Apropos of this, nothing is more likely to teach a true estimate of the value of time than that perfection of education pronounced by the philosopher of old to be the knowledge that we know nothing! In other words, they only, who in some sort discern, by the light of education, the vast field that lies unexplored before them, can have any adequate conception of the care and discrimination with which they should use that treasure of which alone it is 'a virtue to be covetous.'
Nothing, perhaps, more unmistakably indicates successful self-culture than the habitual exhibition of Tact. It may almost be called another sense, growing out of the proper training of the several faculties of body and mind. And though there is a vast natural difference between persons of similar outward circumstances, in this respect, much may be effected by attention and practice, in the acquisition of this invaluable possession. Like self-possession, tact is one of the essential, distinctive characteristics of good-breeding—the legitimate expression of natural refinement, quick perceptions and kindly sympathies. Cultivate it, then, my young friends, in common with every elegant embellishment of the true gentleman! Do not confound it with dissimulation or hypocrisy, nor yet regard it as the antagonist of truthfulness, self-respect and manly dignity. On the contrary, it is the best safeguard of courtesy, as well as of sensibility.

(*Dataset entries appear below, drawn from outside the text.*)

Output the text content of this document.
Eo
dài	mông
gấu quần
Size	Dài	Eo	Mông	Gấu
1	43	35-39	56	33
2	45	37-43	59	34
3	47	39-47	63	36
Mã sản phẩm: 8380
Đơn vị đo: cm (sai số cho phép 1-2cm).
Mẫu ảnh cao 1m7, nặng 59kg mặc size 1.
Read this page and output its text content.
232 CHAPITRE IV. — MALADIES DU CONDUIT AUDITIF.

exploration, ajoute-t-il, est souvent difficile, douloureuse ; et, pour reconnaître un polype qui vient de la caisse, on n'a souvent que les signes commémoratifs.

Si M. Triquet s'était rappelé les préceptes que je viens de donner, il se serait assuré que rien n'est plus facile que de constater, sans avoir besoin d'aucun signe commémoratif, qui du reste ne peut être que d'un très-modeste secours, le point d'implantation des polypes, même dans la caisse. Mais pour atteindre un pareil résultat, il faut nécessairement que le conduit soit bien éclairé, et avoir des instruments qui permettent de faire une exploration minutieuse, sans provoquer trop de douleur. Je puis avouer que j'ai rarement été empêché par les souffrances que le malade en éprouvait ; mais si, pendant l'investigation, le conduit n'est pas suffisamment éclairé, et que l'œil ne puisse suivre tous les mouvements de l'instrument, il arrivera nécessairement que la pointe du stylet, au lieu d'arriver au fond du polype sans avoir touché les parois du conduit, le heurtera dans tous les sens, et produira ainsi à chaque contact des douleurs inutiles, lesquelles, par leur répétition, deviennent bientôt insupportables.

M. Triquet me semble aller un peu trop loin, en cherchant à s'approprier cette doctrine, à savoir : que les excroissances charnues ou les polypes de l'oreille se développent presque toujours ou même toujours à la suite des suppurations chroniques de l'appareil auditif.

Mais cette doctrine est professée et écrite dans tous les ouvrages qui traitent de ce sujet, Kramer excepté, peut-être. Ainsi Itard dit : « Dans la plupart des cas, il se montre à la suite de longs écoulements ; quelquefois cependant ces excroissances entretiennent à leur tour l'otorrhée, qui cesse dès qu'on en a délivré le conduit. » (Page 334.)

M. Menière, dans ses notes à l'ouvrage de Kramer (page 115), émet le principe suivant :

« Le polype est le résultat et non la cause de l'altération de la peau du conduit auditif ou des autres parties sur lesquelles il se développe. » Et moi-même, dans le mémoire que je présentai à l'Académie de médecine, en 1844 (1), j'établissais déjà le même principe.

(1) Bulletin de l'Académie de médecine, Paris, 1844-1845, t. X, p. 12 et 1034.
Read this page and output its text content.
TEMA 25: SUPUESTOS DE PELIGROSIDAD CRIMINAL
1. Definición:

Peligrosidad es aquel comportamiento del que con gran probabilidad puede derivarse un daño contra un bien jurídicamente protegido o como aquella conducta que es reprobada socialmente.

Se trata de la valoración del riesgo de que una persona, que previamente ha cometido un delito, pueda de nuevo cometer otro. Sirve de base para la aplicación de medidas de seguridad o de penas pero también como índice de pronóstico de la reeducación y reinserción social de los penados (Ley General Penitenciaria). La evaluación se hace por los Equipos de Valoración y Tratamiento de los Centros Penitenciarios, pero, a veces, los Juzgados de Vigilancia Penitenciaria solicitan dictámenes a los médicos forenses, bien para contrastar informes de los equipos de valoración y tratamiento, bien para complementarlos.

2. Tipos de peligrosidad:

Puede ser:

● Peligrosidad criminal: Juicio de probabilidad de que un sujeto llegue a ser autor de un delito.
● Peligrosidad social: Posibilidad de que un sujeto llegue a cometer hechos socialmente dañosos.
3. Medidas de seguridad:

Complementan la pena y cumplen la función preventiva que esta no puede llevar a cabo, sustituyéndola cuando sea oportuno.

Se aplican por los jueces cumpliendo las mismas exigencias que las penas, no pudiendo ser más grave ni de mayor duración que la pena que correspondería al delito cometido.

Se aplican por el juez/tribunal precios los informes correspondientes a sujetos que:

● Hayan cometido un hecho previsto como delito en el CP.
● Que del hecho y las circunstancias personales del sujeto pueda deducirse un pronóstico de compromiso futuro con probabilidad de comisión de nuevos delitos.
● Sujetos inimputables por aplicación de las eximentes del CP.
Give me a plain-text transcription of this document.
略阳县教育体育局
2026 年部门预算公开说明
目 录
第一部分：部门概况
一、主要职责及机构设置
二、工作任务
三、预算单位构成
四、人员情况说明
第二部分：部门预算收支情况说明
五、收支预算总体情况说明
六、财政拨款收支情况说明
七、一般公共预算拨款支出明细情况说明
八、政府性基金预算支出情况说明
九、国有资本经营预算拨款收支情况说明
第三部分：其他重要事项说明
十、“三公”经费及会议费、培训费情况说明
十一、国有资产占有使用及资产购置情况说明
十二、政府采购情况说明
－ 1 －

Among useful methods of self-discipline, let me instance the benefit resulting from the early adoption of a code of private morality, if you will permit me to coin a phrase, composed of rules and maxims adapted to your own personal needs and peculiarities of position and mental constitution. Washington, I remember, adopted this practice, and Mr. Sparks, or some one of his biographers, has preserved the record from oblivion. It is many years since I came across these rules, and I can no longer recall more than the fixed, though general, impression that they embodied much practical wisdom and clearly indicated the patient spirit of self-improvement for which the author was remarkable. I commend them to you as a model. Perhaps the immortal biographer who has now given the world a new life of his great namesake, will afford you the means of satisfying yourselves personally of the correctness of my impressions of them.
In preparing this code for yourselves, I can give you no better guide than that afforded by the truth expressively conveyed in the following lines:
"'Tis wisely great to talk with our past hours,
To ask them what report they bore to Heaven,
And how they might have borne more welcome news."
That is a very imperfect conception of education which limits its significance to knowledge gained from books. A profound acquaintance with literary lore is often associated with total ignorance of the actual world, of the laws that govern our moral and intellectual being, and with an incapacity to discern the Beautiful, the True, the Good. They only are educated, who have acquired that self-knowledge and self-discipline which inspire a disinterested love of our fellow-beings, a reverence for Truth—in the largest sense of the term—and the power of habitually exalting the higher faculties over the animal propensities of our nature.
It is only, therefore, when man unites moral discipline with intellectual culture, that he can be said to be truly educated; and the most ambitious student of books should always bear in mind the truth that the free play of the intellect is promoted by the development of moral perceptions, and that mental education, even, does not so much consist in loading the memory with facts, as in strengthening the capacity for independent action—for judging, comparing, reflecting.
"The connection between moral and intellectual culture is often overlooked," says a celebrated ethical writer, "and the former sacrificed to the latter. The exaltation of talent, as it is called, above virtue and religion, is the curse of the age.
Education is now chiefly a stimulus to learning, and thus may acquire power without the principles which alone make it a good. Talent is worshipped, but, if divorced from rectitude, it will prove more of a demon than a god."